Cine-MRI detection of abdominal adhesions with spatio-temporal deep learning

B. de Wilde, R. ten Broek and H. Huisman

Medical Imaging with Deep Learning 2021.

arXiv

Adhesions are an important cause of chronic pain following abdominal surgery. Recent developments in abdominal cine-MRI have enabled the non-invasive diagnosis of adhesions. Adhesions are identified on cine-MRI by the absence of sliding motion during movement. Diagnosis and mapping of adhesions improves the management of patients with pain.

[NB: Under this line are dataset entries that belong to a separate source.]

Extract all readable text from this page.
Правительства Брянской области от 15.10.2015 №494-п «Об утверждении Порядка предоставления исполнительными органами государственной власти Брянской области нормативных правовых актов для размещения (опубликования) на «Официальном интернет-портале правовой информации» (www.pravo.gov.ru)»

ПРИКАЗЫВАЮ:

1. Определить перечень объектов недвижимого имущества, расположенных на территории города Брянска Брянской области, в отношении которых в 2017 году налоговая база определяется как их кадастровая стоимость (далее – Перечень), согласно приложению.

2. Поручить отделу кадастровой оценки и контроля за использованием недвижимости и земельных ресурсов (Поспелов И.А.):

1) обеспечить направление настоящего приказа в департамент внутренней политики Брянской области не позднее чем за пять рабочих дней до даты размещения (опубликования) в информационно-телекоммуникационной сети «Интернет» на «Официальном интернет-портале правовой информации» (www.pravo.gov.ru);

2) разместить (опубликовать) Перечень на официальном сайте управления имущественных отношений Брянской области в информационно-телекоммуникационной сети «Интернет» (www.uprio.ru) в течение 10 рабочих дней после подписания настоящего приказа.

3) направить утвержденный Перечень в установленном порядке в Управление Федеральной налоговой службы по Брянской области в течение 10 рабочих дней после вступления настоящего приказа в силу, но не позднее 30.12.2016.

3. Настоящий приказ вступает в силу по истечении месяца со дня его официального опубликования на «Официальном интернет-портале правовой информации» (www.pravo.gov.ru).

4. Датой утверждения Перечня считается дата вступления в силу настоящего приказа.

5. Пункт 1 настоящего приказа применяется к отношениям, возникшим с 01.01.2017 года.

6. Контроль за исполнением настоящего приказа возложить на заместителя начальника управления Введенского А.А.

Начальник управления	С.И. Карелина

Detection of abdominal adhesions on cine-MRI is challenging from both a radiological and deep learning perspective. We focus on classifying presence or absence of adhesions in sagittal abdominal cine-MRI series. We experimented with spatio-temporal deep learning architectures centered around a ConvGRU architecture. A hybrid architecture comprising a ResNet followed by a ConvGRU model allows to classify a whole time-series. Compared to a stand-alone ResNet with a two time-point (inspiration/expiration) input, we show an increase in classification performance (AUROC) from 0.74 to 0.83 (p<0.05). Our full temporal classification approach adds only a small amount (5%) of parameters to the entire architecture, which may be useful for other medical imaging problems with a temporal dimension.